Entführt, vergewaltigt, gedemütigt, instrumentalisiert
Als es im Jahr 2014 geschah, berichteten die Medien während Wochen davon. Doch nach einiger Zeit ist die Suche nach den, von Terroristen verschleppten Schülerinnen, im Sand verlaufen. Edna O’Brien suchte in Nigeria Spuren, fand sie und erzählt in ihrem eindrücklichen Buch davon.
Noch viel schlimmer geht nicht immer. Die Geschichte von Maryam und den mit ihr entführten Mädchen zeugt von roher Gewalt. Die 90-jährige Autorin erzählt von der Entführung der Schülerinnen aus dem Internat in ein Dschungelcamp. Dort wurden die jungen Mädchen von grölenden Männern öffentlich vergewaltigt, gedemütigt und schliesslich versklavt. Auch die Nacht bot ihnen keine Ruhe und Sicherheit. Eines der Mädchen wurde für das Aufschrecken aus einem bösen Traum mit dem Herausschneiden seiner Zunge bestraft. Es half bloss, alles schweigend zu erdulden, um überleben zu können.
Edna O’Brien, die grosse ältere Dame der irischen Literatur, war 88 Jahre alt, als sie auf zwei Reisen nach Nigeria entflohene Entführte traf und beschloss, deren schreckliche Geschichte der Welt zu erzählen. Die Entführer der Boko Haram stehen den Taliban nahe und wollen weltweit die Scharia durchsetzen und westliche Einflüsse bekämpfen. Dafür brennen sie Dörfer nieder, erniedrigen Menschen, metzeln jeden, der gegen sie aufmuckt, einfach herunter. Es sind die brutalsten und schlimmsten Terrorvereinigungen auf der Welt.
276 Mädchen, im Alter von 15 bis 18 Jahren, wurden im April 2014 verschleppt. Von mehr als 100 fehlt bis heute jede Spur. Mittlerweile sind die Bestrebungen, sie noch aufzuspüren, sowieso im Sande verlaufen. Doch auch den Geflüchteten geht es nicht wirklich gut. Sie haben Ablehnung, Unverständnis und Schamgefühle zu umgehen und werden noch zusätzlich dafür bestraft, was ihnen angetan wurde.

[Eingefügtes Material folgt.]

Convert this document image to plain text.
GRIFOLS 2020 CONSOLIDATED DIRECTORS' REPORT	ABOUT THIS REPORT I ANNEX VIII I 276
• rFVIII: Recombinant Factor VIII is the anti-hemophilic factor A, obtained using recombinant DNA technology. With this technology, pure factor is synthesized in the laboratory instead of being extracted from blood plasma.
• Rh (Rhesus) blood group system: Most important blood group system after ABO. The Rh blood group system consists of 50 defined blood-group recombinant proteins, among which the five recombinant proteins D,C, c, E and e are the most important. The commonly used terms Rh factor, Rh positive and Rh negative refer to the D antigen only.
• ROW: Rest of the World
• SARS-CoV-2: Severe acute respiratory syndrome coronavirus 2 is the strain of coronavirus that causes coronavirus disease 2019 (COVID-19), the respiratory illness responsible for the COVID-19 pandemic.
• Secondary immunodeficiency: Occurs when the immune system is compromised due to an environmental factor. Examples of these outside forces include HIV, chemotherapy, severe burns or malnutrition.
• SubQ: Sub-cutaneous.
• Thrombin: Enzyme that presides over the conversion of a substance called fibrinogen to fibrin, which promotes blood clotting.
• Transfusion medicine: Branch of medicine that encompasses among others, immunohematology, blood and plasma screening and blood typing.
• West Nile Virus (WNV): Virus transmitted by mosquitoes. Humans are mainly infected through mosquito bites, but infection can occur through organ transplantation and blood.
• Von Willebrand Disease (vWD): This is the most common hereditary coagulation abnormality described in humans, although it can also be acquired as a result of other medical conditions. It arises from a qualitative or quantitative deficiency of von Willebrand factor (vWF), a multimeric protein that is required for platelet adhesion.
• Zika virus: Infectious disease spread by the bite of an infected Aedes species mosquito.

Mariam vereint viele Mädchengeschichten
Am Anfang von O’Briens Recherchen stand ein Artikel über ein Mädchen, das überlebte und floh. Mit ihrem Baby gelang ihm nach zweijähriger Folter und Umerziehung im Camp die Flucht durch den Wald, die Flucht aus der Zwangsheirat, die auch irgendwie Segen war für sie, um überhaupt zu überleben. Hungernd und schwer traumatisiert ging es durch Wildnis, Verlorenheit und Angst. Die Freundin Buki, die auch mit ihr floh, wurde während der Flucht mehr und mehr zur Gegnerin. Die Mädchen hatten nie gelernt, mit ihren schweren psychischen Verletzungen umzugehen.
Maryam, die Protagonistin, vereint viele der Mädchenfiguren in sich. Als Ich-Erzählerin schildert sie das schockierende Geschehen um sie herum und gleichzeitig beschreibt sie von einem ferneren Blickwinkel die Taten. «Wir konnten nicht sprechen. Wir waren zu jung, um zu wissen, was geschehen war oder wie wir es nennen sollten», sagt sie.
Das Problem der etwas konstruiert wirkenden Erzählstimme löst sich im zweiten Teil des Buches ganz auf. Dann wird Maryams dramatische Odyssee durch Polizeistationen, Hilfsorganisationen und vor allem durch verschiedene Instanzen der Grossfamilie erzählt, die ihr mit Grausamkeit einen zweiten seelischen Tod zufügen. Ein schrecklicher Höhepunkt ist der festliche Akt, in dem die staatlichen Würdenträger ihre Erfolge feiern, während dem Opfer das Kind weggenommen wird.
Die grenzenlose Tragödie, die gerade unter Frauen entsteht, wenn diese im Griff von Autoritätsgläubigkeit, von Glaubens- oder Aberglaubens-Systemen ihr Leben und ihre Kinder den Systemen opfern müssen, wird von Edna O’Brien, als Anwältin unterdrückter Frauen, in Maryams Überlebensgeschichte sehr eindrucksvoll erzählt.